Our third, but by no means least important, initiative has been that of developing a new Graduate (M.S.) Program in Science Writing. Last year was a decisive one in our planning: we were able to get preliminary support for this concept from the Dean of HASS, the HASS Visiting Committee and the Provost, to whom we made formal presentations on the mission and scope of the degree program. With this new Master's program, MIT, long a leader in the education of scientists and engineers, will begin to nurture the writers, reporters, and critics who can interpret and explain science and technology to the wider public. The need for such men and women has never been greater. This initiative is building on the existing curriculum and faculty in the Program, a faculty that includes as co-directors two distinguished science writers: Professors Kanigel and Lightman. Other members of the planning committee include Boyce Rensburger (Head of the Knight Fellows Program), Professor Manning, B.D. Colen, and Professor Paradis. This past year, the organizing committee developed a program proposal, which laid out the subject descriptions, requirements, costs and implementation schedule for the program. The goal for the next year will be to present the program proposal to the School Council and possibly the Faculty, develop a detailed business plan, and develop a fund-raising apparatus. We are aiming to start the program in the fall of 2002.

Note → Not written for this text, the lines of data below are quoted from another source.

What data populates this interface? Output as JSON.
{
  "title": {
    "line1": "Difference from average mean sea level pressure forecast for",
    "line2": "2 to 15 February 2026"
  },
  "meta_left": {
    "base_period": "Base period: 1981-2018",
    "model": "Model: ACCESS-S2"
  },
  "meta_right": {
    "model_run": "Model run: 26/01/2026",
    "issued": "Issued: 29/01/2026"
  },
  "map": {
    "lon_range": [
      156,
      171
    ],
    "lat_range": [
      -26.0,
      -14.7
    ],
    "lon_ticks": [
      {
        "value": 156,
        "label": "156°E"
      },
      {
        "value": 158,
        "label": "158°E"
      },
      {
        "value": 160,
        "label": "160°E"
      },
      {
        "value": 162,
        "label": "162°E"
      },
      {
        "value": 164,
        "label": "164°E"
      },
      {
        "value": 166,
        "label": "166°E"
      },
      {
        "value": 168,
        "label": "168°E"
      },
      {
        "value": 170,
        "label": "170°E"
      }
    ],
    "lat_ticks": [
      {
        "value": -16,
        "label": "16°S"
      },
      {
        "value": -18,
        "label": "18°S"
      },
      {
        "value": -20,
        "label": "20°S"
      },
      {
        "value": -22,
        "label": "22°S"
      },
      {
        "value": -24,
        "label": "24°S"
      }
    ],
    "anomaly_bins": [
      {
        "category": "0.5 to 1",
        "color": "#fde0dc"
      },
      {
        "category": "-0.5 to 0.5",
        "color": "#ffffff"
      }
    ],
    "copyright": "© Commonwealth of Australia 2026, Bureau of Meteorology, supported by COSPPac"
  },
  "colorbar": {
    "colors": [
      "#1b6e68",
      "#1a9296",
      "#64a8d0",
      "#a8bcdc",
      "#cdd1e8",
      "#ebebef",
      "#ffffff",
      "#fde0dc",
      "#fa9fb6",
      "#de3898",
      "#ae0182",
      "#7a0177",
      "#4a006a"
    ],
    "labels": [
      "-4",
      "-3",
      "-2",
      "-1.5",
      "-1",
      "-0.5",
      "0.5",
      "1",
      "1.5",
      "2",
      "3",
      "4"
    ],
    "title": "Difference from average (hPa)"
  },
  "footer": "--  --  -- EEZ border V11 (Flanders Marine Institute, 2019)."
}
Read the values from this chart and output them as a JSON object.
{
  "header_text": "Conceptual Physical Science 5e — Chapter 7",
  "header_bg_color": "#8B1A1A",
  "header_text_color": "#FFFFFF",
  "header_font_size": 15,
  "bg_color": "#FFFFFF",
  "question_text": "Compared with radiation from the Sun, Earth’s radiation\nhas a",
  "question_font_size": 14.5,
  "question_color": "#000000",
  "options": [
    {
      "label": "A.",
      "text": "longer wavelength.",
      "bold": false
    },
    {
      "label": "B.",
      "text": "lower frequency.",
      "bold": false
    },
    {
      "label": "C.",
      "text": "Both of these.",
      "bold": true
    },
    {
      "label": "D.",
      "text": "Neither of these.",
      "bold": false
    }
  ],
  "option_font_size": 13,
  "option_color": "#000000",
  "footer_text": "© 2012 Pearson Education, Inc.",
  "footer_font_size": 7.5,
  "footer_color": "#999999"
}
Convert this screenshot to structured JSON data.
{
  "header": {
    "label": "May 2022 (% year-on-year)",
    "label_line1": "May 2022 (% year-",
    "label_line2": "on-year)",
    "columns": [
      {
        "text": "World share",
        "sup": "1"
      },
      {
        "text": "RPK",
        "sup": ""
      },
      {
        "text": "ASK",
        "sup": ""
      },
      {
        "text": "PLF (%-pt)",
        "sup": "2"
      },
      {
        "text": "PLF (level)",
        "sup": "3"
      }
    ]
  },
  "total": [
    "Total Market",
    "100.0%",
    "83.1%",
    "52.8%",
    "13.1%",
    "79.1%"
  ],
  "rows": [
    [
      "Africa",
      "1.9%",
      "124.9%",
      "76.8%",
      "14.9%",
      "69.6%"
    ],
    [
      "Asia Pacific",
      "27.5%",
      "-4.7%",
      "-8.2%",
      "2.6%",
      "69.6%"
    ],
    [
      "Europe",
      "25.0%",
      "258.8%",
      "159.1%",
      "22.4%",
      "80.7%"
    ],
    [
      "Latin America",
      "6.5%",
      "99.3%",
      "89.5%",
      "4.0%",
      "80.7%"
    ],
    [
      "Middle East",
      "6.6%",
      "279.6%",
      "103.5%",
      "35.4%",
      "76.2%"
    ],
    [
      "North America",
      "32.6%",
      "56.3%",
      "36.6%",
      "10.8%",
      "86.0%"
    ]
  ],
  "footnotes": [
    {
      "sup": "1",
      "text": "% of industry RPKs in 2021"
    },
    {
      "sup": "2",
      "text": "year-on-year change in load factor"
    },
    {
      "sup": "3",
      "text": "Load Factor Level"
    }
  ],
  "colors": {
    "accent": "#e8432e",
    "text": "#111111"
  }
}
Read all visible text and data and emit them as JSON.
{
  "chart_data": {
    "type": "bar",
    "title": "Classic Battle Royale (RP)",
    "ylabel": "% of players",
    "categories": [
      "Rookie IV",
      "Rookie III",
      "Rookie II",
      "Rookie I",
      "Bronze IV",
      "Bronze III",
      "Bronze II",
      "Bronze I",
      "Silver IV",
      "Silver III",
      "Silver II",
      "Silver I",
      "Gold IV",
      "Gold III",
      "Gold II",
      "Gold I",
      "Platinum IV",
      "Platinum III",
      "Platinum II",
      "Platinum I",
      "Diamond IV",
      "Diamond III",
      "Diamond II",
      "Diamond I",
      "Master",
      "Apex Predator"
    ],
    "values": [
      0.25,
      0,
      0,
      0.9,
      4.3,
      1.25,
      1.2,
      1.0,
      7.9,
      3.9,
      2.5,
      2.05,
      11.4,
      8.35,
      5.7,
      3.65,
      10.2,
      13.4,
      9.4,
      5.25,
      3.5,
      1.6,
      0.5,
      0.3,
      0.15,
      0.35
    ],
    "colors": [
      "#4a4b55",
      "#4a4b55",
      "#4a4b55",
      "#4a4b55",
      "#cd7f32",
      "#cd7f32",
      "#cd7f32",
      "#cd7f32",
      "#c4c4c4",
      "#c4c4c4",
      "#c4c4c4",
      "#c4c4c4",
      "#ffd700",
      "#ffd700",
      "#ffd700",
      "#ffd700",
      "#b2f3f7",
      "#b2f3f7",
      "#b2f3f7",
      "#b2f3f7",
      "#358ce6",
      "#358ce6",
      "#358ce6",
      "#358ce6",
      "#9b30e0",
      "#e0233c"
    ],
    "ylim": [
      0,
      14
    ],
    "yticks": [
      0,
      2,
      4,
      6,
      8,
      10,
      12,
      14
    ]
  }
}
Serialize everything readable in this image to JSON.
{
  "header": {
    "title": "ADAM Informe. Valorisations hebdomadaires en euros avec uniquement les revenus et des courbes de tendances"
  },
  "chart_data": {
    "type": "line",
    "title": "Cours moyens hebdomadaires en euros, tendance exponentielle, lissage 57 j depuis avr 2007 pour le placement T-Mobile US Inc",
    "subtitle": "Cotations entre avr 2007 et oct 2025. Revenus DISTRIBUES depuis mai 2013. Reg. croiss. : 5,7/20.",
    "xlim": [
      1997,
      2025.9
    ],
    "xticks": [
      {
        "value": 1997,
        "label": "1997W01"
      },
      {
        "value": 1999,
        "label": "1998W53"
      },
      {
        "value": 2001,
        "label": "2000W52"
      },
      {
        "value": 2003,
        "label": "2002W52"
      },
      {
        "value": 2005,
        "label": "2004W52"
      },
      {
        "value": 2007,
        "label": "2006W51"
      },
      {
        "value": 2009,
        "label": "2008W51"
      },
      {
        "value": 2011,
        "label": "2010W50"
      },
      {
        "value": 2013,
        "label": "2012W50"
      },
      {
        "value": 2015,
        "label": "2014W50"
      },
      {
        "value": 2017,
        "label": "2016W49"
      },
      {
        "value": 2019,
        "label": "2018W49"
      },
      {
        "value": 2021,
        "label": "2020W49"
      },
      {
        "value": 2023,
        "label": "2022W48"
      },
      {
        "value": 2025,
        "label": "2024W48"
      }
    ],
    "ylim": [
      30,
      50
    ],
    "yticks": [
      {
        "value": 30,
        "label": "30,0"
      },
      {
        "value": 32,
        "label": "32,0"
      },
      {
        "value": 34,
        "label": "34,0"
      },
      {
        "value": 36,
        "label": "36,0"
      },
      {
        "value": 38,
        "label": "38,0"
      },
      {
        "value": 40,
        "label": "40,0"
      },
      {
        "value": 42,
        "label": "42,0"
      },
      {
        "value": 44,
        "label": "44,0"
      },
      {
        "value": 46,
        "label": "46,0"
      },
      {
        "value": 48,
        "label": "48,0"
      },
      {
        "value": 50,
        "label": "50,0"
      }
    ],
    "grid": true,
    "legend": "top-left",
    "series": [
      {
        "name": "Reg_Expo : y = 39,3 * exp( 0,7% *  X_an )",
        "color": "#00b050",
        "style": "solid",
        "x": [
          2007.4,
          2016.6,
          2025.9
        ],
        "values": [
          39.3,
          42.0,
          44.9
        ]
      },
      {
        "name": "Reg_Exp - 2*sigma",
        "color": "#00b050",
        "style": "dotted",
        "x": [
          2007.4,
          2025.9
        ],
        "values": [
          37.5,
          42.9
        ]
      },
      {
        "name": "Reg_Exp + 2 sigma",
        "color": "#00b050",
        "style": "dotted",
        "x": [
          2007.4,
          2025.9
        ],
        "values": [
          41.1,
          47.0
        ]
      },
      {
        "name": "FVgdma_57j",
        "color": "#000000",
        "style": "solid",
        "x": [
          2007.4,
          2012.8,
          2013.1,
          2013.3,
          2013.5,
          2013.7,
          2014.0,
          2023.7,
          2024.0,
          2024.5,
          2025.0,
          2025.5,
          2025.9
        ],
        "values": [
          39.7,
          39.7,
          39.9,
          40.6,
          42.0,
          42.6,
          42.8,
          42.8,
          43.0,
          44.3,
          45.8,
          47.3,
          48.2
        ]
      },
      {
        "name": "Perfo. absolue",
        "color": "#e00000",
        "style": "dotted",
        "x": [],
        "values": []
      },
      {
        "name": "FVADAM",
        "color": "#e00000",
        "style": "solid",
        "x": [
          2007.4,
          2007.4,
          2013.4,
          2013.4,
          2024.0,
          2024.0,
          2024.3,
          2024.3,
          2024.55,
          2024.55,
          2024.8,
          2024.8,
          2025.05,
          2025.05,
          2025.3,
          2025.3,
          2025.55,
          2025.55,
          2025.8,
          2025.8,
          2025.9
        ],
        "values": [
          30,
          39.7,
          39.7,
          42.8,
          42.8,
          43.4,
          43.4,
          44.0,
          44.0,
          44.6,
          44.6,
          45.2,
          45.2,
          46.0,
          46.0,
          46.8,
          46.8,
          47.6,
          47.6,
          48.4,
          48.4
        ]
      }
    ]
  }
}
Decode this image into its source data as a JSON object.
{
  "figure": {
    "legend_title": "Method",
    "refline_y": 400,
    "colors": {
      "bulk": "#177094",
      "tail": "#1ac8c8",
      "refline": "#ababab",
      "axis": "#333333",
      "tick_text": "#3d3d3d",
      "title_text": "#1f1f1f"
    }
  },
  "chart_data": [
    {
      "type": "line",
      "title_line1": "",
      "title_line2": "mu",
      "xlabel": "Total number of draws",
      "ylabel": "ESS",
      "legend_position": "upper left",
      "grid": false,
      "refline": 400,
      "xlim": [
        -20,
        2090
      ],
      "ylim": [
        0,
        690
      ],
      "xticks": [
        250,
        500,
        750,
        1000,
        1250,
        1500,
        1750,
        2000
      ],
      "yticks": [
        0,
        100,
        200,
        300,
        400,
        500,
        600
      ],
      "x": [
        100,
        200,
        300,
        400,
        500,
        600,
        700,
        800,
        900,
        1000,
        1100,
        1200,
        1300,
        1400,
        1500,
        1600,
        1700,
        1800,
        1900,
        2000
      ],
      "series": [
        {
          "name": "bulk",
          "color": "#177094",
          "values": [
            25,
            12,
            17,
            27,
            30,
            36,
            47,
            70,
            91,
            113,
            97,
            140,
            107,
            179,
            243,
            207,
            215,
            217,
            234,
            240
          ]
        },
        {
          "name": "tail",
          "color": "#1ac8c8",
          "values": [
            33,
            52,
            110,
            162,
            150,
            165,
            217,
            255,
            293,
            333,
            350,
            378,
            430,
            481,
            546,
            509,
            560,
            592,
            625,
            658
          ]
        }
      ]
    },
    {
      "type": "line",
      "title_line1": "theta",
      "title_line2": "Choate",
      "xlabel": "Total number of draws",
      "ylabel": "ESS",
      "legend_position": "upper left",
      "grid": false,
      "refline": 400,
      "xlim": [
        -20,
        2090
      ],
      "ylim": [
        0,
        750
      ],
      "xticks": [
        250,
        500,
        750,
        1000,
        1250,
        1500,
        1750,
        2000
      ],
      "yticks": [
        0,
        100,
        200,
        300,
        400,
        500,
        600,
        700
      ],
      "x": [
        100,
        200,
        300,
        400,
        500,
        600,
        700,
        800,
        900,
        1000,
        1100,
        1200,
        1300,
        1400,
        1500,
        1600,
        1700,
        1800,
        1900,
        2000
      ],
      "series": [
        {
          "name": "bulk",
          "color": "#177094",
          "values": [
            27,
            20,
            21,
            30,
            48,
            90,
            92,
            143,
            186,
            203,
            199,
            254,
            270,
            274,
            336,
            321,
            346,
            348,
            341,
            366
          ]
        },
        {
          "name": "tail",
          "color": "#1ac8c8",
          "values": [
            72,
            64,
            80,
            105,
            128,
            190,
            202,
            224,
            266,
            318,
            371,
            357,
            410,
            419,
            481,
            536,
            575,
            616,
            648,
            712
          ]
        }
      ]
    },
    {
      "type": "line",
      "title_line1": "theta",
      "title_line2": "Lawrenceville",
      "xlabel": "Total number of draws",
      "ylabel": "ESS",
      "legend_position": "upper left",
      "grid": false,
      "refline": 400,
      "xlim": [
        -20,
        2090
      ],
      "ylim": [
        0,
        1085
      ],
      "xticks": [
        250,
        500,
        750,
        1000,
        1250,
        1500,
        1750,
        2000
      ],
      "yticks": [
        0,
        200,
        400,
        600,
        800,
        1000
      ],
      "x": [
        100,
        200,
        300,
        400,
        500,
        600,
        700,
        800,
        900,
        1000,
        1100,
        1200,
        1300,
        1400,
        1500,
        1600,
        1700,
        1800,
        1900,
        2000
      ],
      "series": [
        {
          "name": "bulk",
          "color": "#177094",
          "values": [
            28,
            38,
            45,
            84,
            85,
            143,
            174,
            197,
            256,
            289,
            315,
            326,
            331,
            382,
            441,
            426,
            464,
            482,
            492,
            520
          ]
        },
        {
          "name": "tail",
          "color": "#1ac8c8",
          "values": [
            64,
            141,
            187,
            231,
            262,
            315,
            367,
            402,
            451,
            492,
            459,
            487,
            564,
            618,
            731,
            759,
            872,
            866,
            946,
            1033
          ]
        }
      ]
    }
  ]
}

SERVICE, GRANTS, AND AWARDS

Professor Desai, on sabbatical this past year, was shortlisted for the Booker Award for her Fasting, Feasting. Professor Lightman was named Guest Editor of McGraw-Hill’s annual collection of best American essays. He was also a Convocation Speaker at Clarkson University, the keynote speaker at a Wellesley College conference on Origins, and a featured speaker at the Jerusalem International Book Fair. Professor Kanigel was a member of the Advisory Committee for the Society for the History of Technology. He also spoke at the American Society of Journalists and Authors on Trends and Techniques in Narrative Nonfiction. His Alfred and Julia Hill Lecture at the University of Tennessee, The Perils of Popularizing Science, was published as a booklet by the School of Journalism at the University of Tennessee. Professor Lee’s novel Water Marked was excerpted in Essence magazine. She gave many public readings from her new novel in Cambridge, Washington D.C., Detroit and Ann Arbor. She was also featured in interviews published in Callaloo magazine and the collection, Black Fiction Writers on Writing (Avon Books). Dr. Barrett co-chaired the admissions committee for the Comparative Media Studies Program, served on the CMS Steering Committee, the Institute Classroom Advisory Committee, and the Governing Board of the Communications Forum. He is also the General Editor of the MIT Press Series on Digital Communication that was cited by ACS for special distinction. Dr. Faery gave the keynote address at a writing conference at the University of Connecticut, and she was featured speaker at the Cambridge Forum. Professor Klingenstein received the Certificate of Merit from the Counsel General of Germany for distinguished literary criticism. For his 1999 novel, Forever Peace, which won the Hugo award last year, Professor Haldeman won the Nebula and John W. Campbell awards this year. He was also the featured speaker at several conventions, including the World Science Fiction Convention in Melbourne.